As per TCMs standard practices, the on-air festival is is divided into categories of subject and emphasis. The first Friday is themed,"Frightmare", which appropriately opens with the original 1931 production of Dracula (1931). This first sound adaptation of the Bram Stoker novel was released through Universal Pictures and stars Bela Lugosi as the definitive vampire. This would be the first of many horror films for which the studio would become famous, and inspire the collective of such creations to be dubbed, the "Universal Monster Movies". Other films of the night Include Cat People (1942), House on Haunted Hill (1959) and The Haunting (1963).
"Back from the Grave" night features The Ghoul (1933), a British horror film starring Boris Karloff as an Egyptologist who rises from his tomb to wreak revenge on those who have violated his final resting place (of course). The cast includes two powerful character actors who both would later be knighted for their contributions to the craft of acting; Sir Cedric Hardwicke and Sir Ralph Richardson. This paired with George A. Romero's Night of the Living Dead (1968), Mark of the Vampire (1935) and Black Sleep (1956).

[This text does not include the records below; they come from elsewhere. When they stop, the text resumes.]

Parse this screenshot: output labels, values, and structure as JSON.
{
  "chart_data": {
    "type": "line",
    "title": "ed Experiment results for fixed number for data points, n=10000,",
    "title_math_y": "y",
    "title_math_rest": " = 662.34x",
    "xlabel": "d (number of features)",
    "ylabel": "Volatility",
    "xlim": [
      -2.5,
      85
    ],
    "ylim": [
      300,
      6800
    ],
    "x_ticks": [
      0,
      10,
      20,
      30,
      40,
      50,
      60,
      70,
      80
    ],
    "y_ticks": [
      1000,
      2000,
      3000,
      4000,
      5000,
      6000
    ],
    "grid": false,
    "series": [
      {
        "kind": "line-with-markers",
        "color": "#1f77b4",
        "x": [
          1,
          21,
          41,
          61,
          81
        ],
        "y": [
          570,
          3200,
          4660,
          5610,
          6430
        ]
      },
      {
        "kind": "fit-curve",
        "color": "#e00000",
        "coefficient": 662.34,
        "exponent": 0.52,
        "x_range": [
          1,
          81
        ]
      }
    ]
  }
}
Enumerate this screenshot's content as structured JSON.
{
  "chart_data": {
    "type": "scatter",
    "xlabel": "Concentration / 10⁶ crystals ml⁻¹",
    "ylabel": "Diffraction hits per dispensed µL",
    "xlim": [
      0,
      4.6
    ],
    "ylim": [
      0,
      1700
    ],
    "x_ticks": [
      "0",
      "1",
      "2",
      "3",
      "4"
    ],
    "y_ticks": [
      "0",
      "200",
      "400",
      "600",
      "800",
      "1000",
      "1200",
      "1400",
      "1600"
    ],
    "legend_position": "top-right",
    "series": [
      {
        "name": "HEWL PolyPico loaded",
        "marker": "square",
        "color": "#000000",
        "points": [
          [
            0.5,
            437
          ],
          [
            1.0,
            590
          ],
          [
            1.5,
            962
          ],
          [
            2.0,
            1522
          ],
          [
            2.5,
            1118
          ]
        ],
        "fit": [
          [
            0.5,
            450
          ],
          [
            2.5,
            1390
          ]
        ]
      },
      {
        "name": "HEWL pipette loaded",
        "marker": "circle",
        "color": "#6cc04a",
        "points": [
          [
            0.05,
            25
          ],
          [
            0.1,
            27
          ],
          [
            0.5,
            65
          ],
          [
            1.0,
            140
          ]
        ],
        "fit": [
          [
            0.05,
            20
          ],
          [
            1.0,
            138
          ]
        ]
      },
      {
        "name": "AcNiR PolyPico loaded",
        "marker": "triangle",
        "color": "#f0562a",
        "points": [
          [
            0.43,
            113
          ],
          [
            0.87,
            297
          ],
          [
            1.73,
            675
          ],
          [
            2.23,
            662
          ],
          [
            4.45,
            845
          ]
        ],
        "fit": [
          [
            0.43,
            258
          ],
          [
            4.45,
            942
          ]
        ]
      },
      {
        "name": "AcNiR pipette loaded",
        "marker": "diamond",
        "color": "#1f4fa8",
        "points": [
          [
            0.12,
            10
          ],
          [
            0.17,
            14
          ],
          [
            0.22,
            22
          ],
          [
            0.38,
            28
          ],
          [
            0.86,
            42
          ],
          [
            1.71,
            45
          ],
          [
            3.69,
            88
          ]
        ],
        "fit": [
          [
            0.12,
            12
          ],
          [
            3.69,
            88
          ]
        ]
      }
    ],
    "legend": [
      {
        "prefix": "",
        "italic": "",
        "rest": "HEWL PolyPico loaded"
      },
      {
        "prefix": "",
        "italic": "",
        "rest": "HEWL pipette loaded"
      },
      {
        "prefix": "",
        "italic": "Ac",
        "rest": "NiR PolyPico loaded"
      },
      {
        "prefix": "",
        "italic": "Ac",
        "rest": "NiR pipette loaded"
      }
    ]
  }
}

The Friday dedicated to "Horror Anthologies" includes Dead of Night (1945), a five-part British collection best remembered for the episode where Michael Redgrave plays a ventriloquist dealing with an evil dummy; Twice-Told Tales (1963), a three-part American movie based on stories by Nathaniel Hawthorne, with each episode starring the incomparable king of things that go bump in the night, Vincent Price; and Black Sabbath (1963), a three-part production from Italian horror specialist Mario Bava dramatizing stories by Chekhov, Tolstoy and Guy de Maupassant, with Boris Karloff introducing each episode.
The "Creature Features" evening focuses on the 1950s and Sci/Fi monsters. There's one of my all time favorites, 1951's The Thing from Another World. Howard Hawks, a man comfortable in any genre, produced this gripping film to which he made uncredited contributions to the writing and direction. Another of our terrifying beings is the Creature from the Black Lagoon (1954), a prehistoric "gill-man" from the Amazon River, The Blob (1958), which lands from outer-space, and one of Vincent Price's creepiest movies, 1959's The Tingler.

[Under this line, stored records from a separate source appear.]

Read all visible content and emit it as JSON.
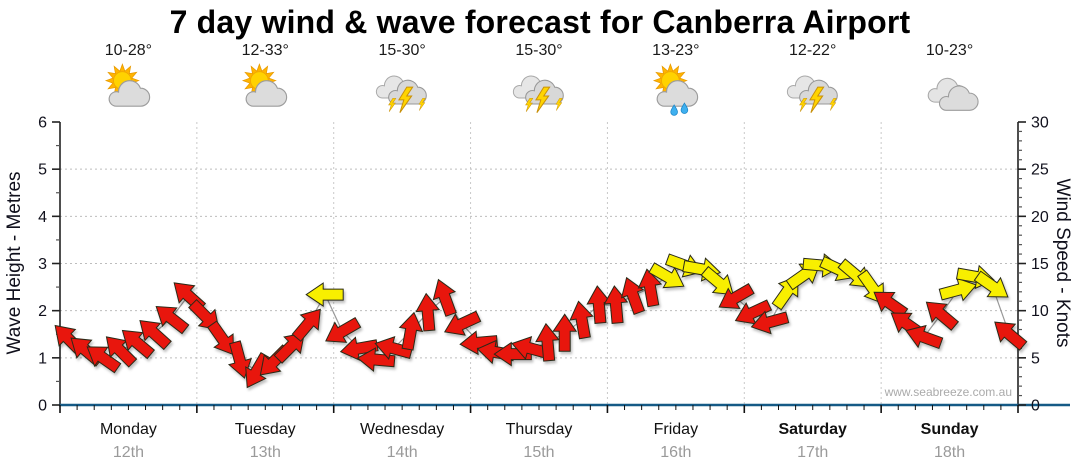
{
  "title": "7 day wind & wave forecast for Canberra Airport",
  "watermark": "www.seabreeze.com.au",
  "colors": {
    "arrow_red": "#e8120e",
    "arrow_yellow": "#f8ef00",
    "x_axis_line": "#155a86",
    "grid": "#bdbdbd",
    "day_grid": "#c9c9c9",
    "connector": "#999999",
    "date_text": "#9a9a9a",
    "text": "#10101c"
  },
  "days": [
    {
      "name": "Monday",
      "date": "12th",
      "temp_range": "10-28°",
      "icon": "sun-cloud-icon",
      "weekend": false
    },
    {
      "name": "Tuesday",
      "date": "13th",
      "temp_range": "12-33°",
      "icon": "sun-cloud-icon",
      "weekend": false
    },
    {
      "name": "Wednesday",
      "date": "14th",
      "temp_range": "15-30°",
      "icon": "storm-icon",
      "weekend": false
    },
    {
      "name": "Thursday",
      "date": "15th",
      "temp_range": "15-30°",
      "icon": "storm-icon",
      "weekend": false
    },
    {
      "name": "Friday",
      "date": "16th",
      "temp_range": "13-23°",
      "icon": "sun-rain-icon",
      "weekend": false
    },
    {
      "name": "Saturday",
      "date": "17th",
      "temp_range": "12-22°",
      "icon": "storm-icon",
      "weekend": true
    },
    {
      "name": "Sunday",
      "date": "18th",
      "temp_range": "10-23°",
      "icon": "clouds-icon",
      "weekend": true
    }
  ],
  "chart_data": {
    "type": "line",
    "title": "7 day wind & wave forecast for Canberra Airport",
    "left_axis": {
      "label": "Wave Height - Metres",
      "min": 0,
      "max": 6,
      "ticks": [
        0,
        1,
        2,
        3,
        4,
        5,
        6
      ],
      "minor_step": 0.5
    },
    "right_axis": {
      "label": "Wind Speed - Knots",
      "min": 0,
      "max": 30,
      "ticks": [
        0,
        5,
        10,
        15,
        20,
        25,
        30
      ],
      "minor_step": 1
    },
    "x_axis": {
      "categories": [
        "Monday",
        "Tuesday",
        "Wednesday",
        "Thursday",
        "Friday",
        "Saturday",
        "Sunday"
      ],
      "points_per_day": 8,
      "grid": "day-boundaries"
    },
    "legend": "none",
    "series": [
      {
        "name": "wind-speed-arrows",
        "points": [
          {
            "knots": 7.0,
            "dir_deg": -135,
            "color": "red"
          },
          {
            "knots": 5.8,
            "dir_deg": -140,
            "color": "red"
          },
          {
            "knots": 5.0,
            "dir_deg": -145,
            "color": "red"
          },
          {
            "knots": 5.8,
            "dir_deg": -135,
            "color": "red"
          },
          {
            "knots": 6.6,
            "dir_deg": -140,
            "color": "red"
          },
          {
            "knots": 7.6,
            "dir_deg": -138,
            "color": "red"
          },
          {
            "knots": 9.2,
            "dir_deg": -142,
            "color": "red"
          },
          {
            "knots": 11.6,
            "dir_deg": -138,
            "color": "red"
          },
          {
            "knots": 9.4,
            "dir_deg": 45,
            "color": "red"
          },
          {
            "knots": 7.0,
            "dir_deg": 55,
            "color": "red"
          },
          {
            "knots": 4.8,
            "dir_deg": 75,
            "color": "red"
          },
          {
            "knots": 3.6,
            "dir_deg": 120,
            "color": "red"
          },
          {
            "knots": 4.6,
            "dir_deg": 135,
            "color": "red"
          },
          {
            "knots": 6.2,
            "dir_deg": -45,
            "color": "red"
          },
          {
            "knots": 8.6,
            "dir_deg": -50,
            "color": "red"
          },
          {
            "knots": 11.7,
            "dir_deg": 180,
            "color": "yellow"
          },
          {
            "knots": 7.8,
            "dir_deg": 150,
            "color": "red"
          },
          {
            "knots": 6.0,
            "dir_deg": 170,
            "color": "red"
          },
          {
            "knots": 4.8,
            "dir_deg": 185,
            "color": "red"
          },
          {
            "knots": 6.0,
            "dir_deg": 195,
            "color": "red"
          },
          {
            "knots": 7.8,
            "dir_deg": -80,
            "color": "red"
          },
          {
            "knots": 9.8,
            "dir_deg": -95,
            "color": "red"
          },
          {
            "knots": 11.4,
            "dir_deg": -110,
            "color": "red"
          },
          {
            "knots": 8.6,
            "dir_deg": 155,
            "color": "red"
          },
          {
            "knots": 6.6,
            "dir_deg": 175,
            "color": "red"
          },
          {
            "knots": 5.6,
            "dir_deg": 190,
            "color": "red"
          },
          {
            "knots": 5.4,
            "dir_deg": 180,
            "color": "red"
          },
          {
            "knots": 6.0,
            "dir_deg": 195,
            "color": "red"
          },
          {
            "knots": 6.6,
            "dir_deg": -95,
            "color": "red"
          },
          {
            "knots": 7.6,
            "dir_deg": -90,
            "color": "red"
          },
          {
            "knots": 9.0,
            "dir_deg": -100,
            "color": "red"
          },
          {
            "knots": 10.6,
            "dir_deg": -95,
            "color": "red"
          },
          {
            "knots": 10.6,
            "dir_deg": -95,
            "color": "red"
          },
          {
            "knots": 11.6,
            "dir_deg": -110,
            "color": "red"
          },
          {
            "knots": 12.4,
            "dir_deg": -100,
            "color": "red"
          },
          {
            "knots": 13.6,
            "dir_deg": 30,
            "color": "yellow"
          },
          {
            "knots": 14.8,
            "dir_deg": 20,
            "color": "yellow"
          },
          {
            "knots": 14.4,
            "dir_deg": 10,
            "color": "yellow"
          },
          {
            "knots": 13.0,
            "dir_deg": 40,
            "color": "yellow"
          },
          {
            "knots": 11.4,
            "dir_deg": 150,
            "color": "red"
          },
          {
            "knots": 9.8,
            "dir_deg": 155,
            "color": "red"
          },
          {
            "knots": 8.8,
            "dir_deg": 165,
            "color": "red"
          },
          {
            "knots": 12.0,
            "dir_deg": -55,
            "color": "yellow"
          },
          {
            "knots": 13.8,
            "dir_deg": -35,
            "color": "yellow"
          },
          {
            "knots": 14.8,
            "dir_deg": 5,
            "color": "yellow"
          },
          {
            "knots": 14.4,
            "dir_deg": 25,
            "color": "yellow"
          },
          {
            "knots": 13.8,
            "dir_deg": 40,
            "color": "yellow"
          },
          {
            "knots": 12.4,
            "dir_deg": 55,
            "color": "yellow"
          },
          {
            "knots": 10.8,
            "dir_deg": -145,
            "color": "red"
          },
          {
            "knots": 8.6,
            "dir_deg": 215,
            "color": "red"
          },
          {
            "knots": 7.2,
            "dir_deg": 200,
            "color": "red"
          },
          {
            "knots": 9.6,
            "dir_deg": -140,
            "color": "red"
          },
          {
            "knots": 12.2,
            "dir_deg": -15,
            "color": "yellow"
          },
          {
            "knots": 13.6,
            "dir_deg": 10,
            "color": "yellow"
          },
          {
            "knots": 12.6,
            "dir_deg": 35,
            "color": "yellow"
          },
          {
            "knots": 7.5,
            "dir_deg": -140,
            "color": "red"
          }
        ]
      }
    ]
  }
}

Of course, there must be a Friday dedicated to "Deals with the Devil". On this night you can expect to see Eye of the Devil (1966) in which vineyard owner David Niven, who like any dedicated farmer, resorts to pagan rituals to save the crops on his French estate. Deborah Kerr plays Niven's wife and Sharon Tate appears as a comely witch. Later in the evening, the famous and well-regarded 1973 version of The Wicker Man which includes in its cast a devilishly appealing Christopher Lee. The night is rounded out with The Four Skulls of Jonathan Drake (1959) and The Devil Rides Out (1968).
I appreciate the effort that TCM and Skal have taken to shape this year's schedule with a mix of the familiar favorites with lesser known films, and even films that are likely to be out right discoveries for many viewers. As a long time, dedicated subscriber, it provides me the comfort (or discomfort) I've come to expect for a exhilarating All Hallows Eve.